Keine Frage, Oskar Lafontaine beherrscht den stilvollendeten Abgang. Am Mittwoch seine letzte Rede über das Thema Krieg und Frieden im saarländischen Landtag. Dafür gab es viel Beifall und Anerkennung – im Plenarsaal und auch in den Medien. Lafontaine ist ein Profi. Nicht unwahrscheinlich, dass die Zeilen, mit denen er am Tag darauf die Trennung von der Linkspartei begründen sollte, bei seiner Abschiedsansprache im Plenarsaal in der Innentasche seines Jacketts ruhten.
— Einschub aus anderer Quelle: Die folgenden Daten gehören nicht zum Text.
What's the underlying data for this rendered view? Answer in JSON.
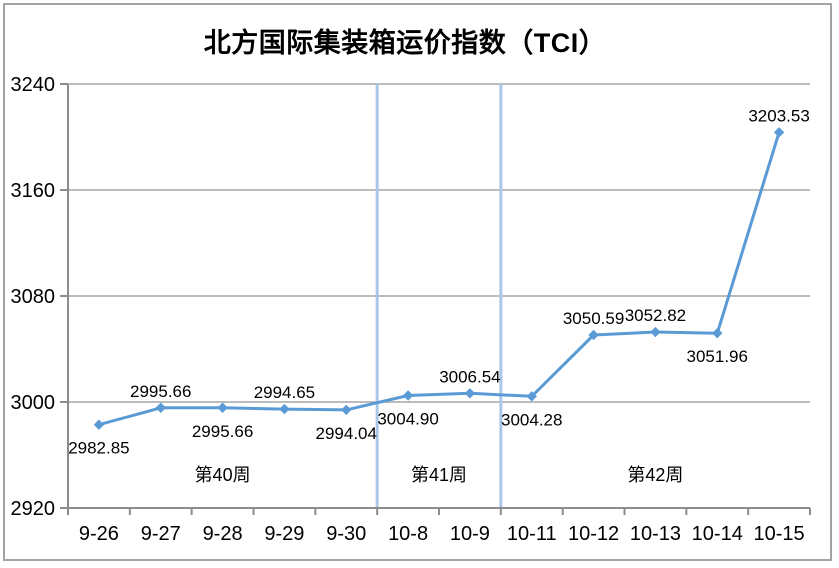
{
  "title": "北方国际集装箱运价指数（TCI）",
  "chart_data": {
    "type": "line",
    "categories": [
      "9-26",
      "9-27",
      "9-28",
      "9-29",
      "9-30",
      "10-8",
      "10-9",
      "10-11",
      "10-12",
      "10-13",
      "10-14",
      "10-15"
    ],
    "series": [
      {
        "name": "TCI",
        "values": [
          2982.85,
          2995.66,
          2995.66,
          2994.65,
          2994.04,
          3004.9,
          3006.54,
          3004.28,
          3050.59,
          3052.82,
          3051.96,
          3203.53
        ]
      }
    ],
    "data_labels": [
      "2982.85",
      "2995.66",
      "2995.66",
      "2994.65",
      "2994.04",
      "3004.90",
      "3006.54",
      "3004.28",
      "3050.59",
      "3052.82",
      "3051.96",
      "3203.53"
    ],
    "label_positions": [
      "below",
      "above",
      "below",
      "above",
      "below",
      "below",
      "above",
      "below",
      "above",
      "above",
      "below",
      "above"
    ],
    "ylim": [
      2920,
      3240
    ],
    "yticks": [
      2920,
      3000,
      3080,
      3160,
      3240
    ],
    "grid": "horizontal",
    "legend": "none",
    "week_annotations": [
      {
        "label": "第40周",
        "from_index": 0,
        "to_index": 4
      },
      {
        "label": "第41周",
        "from_index": 5,
        "to_index": 6
      },
      {
        "label": "第42周",
        "from_index": 7,
        "to_index": 11
      }
    ],
    "dividers_after_index": [
      4,
      6
    ],
    "colors": {
      "line": "#5B9BD5",
      "marker": "#5B9BD5",
      "divider": "#A9C8E8",
      "grid": "#A6A6A6",
      "axis": "#8C8C8C",
      "text": "#000000",
      "border": "#A3A3A3"
    }
  }
}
Lafontaine bemängelt in dem Statement „die schleichende Änderung des politischen Profils der Linken“ in den letzten Jahren. Er wiederholt zudem seine Kritik, dass die „Interessen der Arbeitnehmer und Rentner“ nicht mehr im Mittelpunkt stehen würden: „Ich wollte, dass es im politischen Spektrum eine linke Alternative zur Politik sozialer Unsicherheit und Ungleichheit gibt, deshalb habe ich die Partei Die Linke mitgegründet. Die heutige Linke hat diesen Anspruch aufgegeben.“
Gegen Lafontaine lief ein Parteiausschlussverfahren
Es dürfte weitere gewichtige Gründe für die politische Scheidung geben. Da ist ein schwer zu durchschauender innerparteilicher Krach um angeblich manipulierte Mitgliederlisten in der Saar-Linken. Der in Saarlouis geborene Lafontaine sprach von einem „Betrugssystem“, dafür wurde ein Parteiausschlussverfahren gegen ihn angestrengt. Als sicher kann zudem gelten, dass auch der Dauerkonflikt zwischen der Linken und Sahra Wagenknecht, seiner vierten Ehefrau, zu der Trennung beigetragen hat. Dass der diplomierte Physiker seiner Partei jetzt und nicht nach der Landtagswahl am 27. März den Laufpass gegeben hat, zeigt, wie tief die Verbitterung sitzt. Denn mit diesem Timing verpasst er der Linken an der Saar einen platzierten und wohlüberlegten Tiefschlag. Die Partei muss nun fürchten, den Wiedereinzug in den Landtag zu verpassen.
Oskar Lafontaine beherrscht auch den Abgang aus dem Nichts. Als der damalige Finanzminister im rot-grünen Kabinett von Bundeskanzler Gerhard Schröder 1999 von allen Ämtern zurücktrat, waren Gegner, aber auch Parteifreunde völlig überrascht.
Ämter übrigens hatte der frankophile Katholik in seiner Karriere viele: Oberbürgermeister von Saarbrücken, Ministerpräsident an der Saar, SPD-Parteichef und Bundesminister, Co-Vorsitzender der Linken. 2005 verließ er die SPD, um sich der neu gegründeten Wahlalternative Arbeit & soziale Gerechtigkeit (WASG) anzuschließen. Energisch trieb er das Bündnis mit der SED-Nachfolgepartei PDS voran. Heraus kam die Linkspartei, die er zu bundesweiten Erfolgen führte – zulasten der Sozialdemokraten. In einem Interview mit unserer Redaktion im Jahr 2018 antwortete er auf die Frage, ob hinter dem Engagement für die Linke auch das Bedürfnis gestanden habe, sich an dem alten Rivalen Gerhard Schröder zu rächen: „Das ist albernes Zeug.“ Zweifel blieben dennoch. Aufhorchen ließ, dass Lafontaine zuletzt zumindest andeutete, dass er sich heute nicht sicher sei, ob die Trennung von der SPD ein richtiger Schritt gewesen ist.
Am Mittwoch nahm Lafontaine an seiner letzten Landtagssitzung teil
Jetzt geht aller Voraussicht nach eine bemerkenswerte politische Karriere zu Ende, die mehr als ein halbes Jahrhundert andauerte – und auch durch den fast tödlichen Messerstich einer verwirrten Attentäterin auf den damaligen SPD-Kanzlerkandidat Lafontaine im Jahr 1990 nicht gestoppt wurde.
Schluss gemacht mit der Politik hat ein Mann, der mit Charisma, rhetorischer und intellektueller Brillanz gesegnet ist. Auf der anderen Schulter saßen seine Dämonen: ein Hang zu überschießender Polemik und ein sehr großes Selbstbewusstsein – Quell des Impulses, sich selbst zu überschätzen.